Zo’n visie is er niet, zegt Annemieke Smit (Alterra, Natuur en Samenleving). ‘Maar er is wel een Alterra-visie op stadsgroen: het Green Cities-programma dat dit jaar van start is gegaan.’ Hierin wordt volgens Smit de verbinding gemaakt tussen wat groen betekent voor het natuurlijke systeem en het effect van groen op mensen. ‘Wat betekent het voor mensen in de wijk als er meer groen is in de stad?’
#GROENINDESTAD
Nieuw in Green Cities is de vorming van zogenoemde dreamteams. Dit zijn groepjes wetenschappers met min of meer gelijkgestemde dromen op gebied van groen in de stad. Zeven van die dreamteams zijn in de maak, rond thema’s als de multifunctionele ruimte, stedelijk metabolisme en milieu en klimaat. Smit: ‘Het doel is dat we beter van elkaar weten waar we mee bezig zijn en de beschikbare kennis bundelen. Hoe kunnen we samen nieuwe oplossingen bedenken met de kennis die we hebben? Per team gaan we kijken welke markt er is en hoe we die gaan bewerken.’ Functiecombinatie is daarbij volgens Smit het sleutelwoord. ‘Het gaat om het zoeken naar slimme combinaties. Buffergroen langs een beek om hoog water op te vangen is bijvoorbeeld ook bruikbaar voor recreatie. Als je bomen plant tegen de hitte, kunnen het misschien net zo goed fruitbomen zijn waarvan je kunt oogsten. Het gaat om het stapelen van functies. Dat is de enige manier om groen betaalbaar te maken.’
Wetenschappers hebben het dan al snel over ecosysteemdiensten. Diensten die de natuur levert. Maar Smit vermijdt dat woord het liefst als ze met burgers en ondernemers praat. ‘Het is een academische term. En hoe geweldig het concept ook is, het schept afstand. Het is te abstract. Ik heb daar iets op gevonden. Ik heb het over oogstbaar groen, zichtbaar groen en merkbaar groen. Daarmee ligt de nadruk op de beleving. Wie heeft er met dit groen te maken? Wie gaat het gebruiken en wie heeft er belang bij? Je moet altijd de koppeling maken tussen de beleving en de functie van groen.’

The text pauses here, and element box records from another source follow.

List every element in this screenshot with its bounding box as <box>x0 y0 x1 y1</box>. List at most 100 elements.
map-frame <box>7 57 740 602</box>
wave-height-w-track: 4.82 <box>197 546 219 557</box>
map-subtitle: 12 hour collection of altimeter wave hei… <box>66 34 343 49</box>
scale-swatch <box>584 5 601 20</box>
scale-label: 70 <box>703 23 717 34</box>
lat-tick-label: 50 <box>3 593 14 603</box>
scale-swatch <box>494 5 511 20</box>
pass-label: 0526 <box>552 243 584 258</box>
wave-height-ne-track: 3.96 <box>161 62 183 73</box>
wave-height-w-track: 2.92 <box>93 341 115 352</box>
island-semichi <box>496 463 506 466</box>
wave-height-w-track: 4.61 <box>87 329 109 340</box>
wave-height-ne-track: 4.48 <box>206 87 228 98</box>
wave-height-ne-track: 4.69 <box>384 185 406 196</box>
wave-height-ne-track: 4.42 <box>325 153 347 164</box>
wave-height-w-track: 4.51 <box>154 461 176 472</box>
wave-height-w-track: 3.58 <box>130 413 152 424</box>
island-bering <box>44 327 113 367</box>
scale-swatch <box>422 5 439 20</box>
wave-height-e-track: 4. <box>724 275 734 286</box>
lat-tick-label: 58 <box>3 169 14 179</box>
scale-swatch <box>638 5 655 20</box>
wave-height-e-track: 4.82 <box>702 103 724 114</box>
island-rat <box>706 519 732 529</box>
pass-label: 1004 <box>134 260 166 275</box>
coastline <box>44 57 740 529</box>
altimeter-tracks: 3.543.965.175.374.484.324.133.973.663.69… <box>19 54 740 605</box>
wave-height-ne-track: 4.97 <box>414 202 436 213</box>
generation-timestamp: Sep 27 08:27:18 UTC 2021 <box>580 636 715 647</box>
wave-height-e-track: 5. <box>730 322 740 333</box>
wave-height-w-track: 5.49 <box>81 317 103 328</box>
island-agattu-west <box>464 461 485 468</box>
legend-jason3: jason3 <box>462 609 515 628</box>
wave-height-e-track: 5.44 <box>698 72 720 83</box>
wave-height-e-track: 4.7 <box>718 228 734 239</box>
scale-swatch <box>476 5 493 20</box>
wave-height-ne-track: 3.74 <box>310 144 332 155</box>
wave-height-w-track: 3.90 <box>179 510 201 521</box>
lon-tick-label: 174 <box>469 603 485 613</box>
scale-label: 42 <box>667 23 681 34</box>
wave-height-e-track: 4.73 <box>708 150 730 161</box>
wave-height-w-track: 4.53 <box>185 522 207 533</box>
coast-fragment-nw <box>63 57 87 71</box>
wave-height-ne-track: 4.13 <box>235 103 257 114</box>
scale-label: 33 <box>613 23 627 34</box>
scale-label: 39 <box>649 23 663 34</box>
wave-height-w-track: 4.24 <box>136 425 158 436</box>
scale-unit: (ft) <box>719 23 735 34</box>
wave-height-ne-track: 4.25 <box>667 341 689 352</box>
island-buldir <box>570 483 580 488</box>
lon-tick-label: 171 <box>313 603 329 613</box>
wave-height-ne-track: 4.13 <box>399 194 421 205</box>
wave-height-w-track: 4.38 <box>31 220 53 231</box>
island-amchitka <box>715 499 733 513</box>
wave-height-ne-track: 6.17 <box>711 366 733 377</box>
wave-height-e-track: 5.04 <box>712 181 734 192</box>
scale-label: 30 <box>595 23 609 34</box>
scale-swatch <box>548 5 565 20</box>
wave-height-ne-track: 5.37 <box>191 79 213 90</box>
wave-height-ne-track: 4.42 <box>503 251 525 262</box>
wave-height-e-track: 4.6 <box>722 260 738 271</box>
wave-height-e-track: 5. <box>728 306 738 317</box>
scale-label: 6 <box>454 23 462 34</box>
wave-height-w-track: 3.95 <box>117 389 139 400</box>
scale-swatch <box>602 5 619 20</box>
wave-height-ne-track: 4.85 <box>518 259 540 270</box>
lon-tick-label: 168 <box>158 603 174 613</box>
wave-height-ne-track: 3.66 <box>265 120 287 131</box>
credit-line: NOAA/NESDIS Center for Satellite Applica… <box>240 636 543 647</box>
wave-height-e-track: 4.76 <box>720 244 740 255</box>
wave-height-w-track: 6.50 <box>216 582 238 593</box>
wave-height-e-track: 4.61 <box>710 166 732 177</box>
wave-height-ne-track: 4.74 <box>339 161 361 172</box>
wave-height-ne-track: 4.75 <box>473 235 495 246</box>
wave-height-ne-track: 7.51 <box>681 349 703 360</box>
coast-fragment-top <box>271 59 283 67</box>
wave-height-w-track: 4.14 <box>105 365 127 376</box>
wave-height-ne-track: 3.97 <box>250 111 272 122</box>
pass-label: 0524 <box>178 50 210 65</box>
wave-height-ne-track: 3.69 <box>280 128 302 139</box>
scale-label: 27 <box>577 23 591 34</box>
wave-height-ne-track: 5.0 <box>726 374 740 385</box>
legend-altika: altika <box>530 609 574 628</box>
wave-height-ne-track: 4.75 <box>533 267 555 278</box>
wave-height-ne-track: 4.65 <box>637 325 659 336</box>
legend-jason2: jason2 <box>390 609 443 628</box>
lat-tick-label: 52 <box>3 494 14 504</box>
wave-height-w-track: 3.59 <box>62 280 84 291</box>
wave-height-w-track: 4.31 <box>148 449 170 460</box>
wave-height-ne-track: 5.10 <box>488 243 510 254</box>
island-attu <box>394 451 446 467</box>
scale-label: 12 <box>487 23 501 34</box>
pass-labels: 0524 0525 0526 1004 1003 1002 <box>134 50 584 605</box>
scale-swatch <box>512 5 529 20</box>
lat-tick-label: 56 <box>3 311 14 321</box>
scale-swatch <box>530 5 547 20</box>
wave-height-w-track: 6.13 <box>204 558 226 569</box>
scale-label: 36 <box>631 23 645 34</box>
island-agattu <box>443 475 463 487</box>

Je moet altijd de koppeling maken tussen de beleving en de functie van groen
Het belang van die beleving van groen komt ook nadrukkelijk terug in de campagne, waarin inwoners van de steden uit het onderzoek wordt gevraagd hun groenbeleving in woord en beeld te delen in een facebookgroep (‘hoe groen is jouw stad?)) of via twitter (#groenindestad). Vinden Heerlenaren hun stad zelf ook zo groen? Is hekkesluiter Haarlem echt zo’n kale dorre vlakte als de cijfers doen vermoeden? De verzamelde beelden en opmerkingen moeten dit najaar een groen- (of zwart)boek opleveren dat aangeboden wordt aan de stadsbesturen.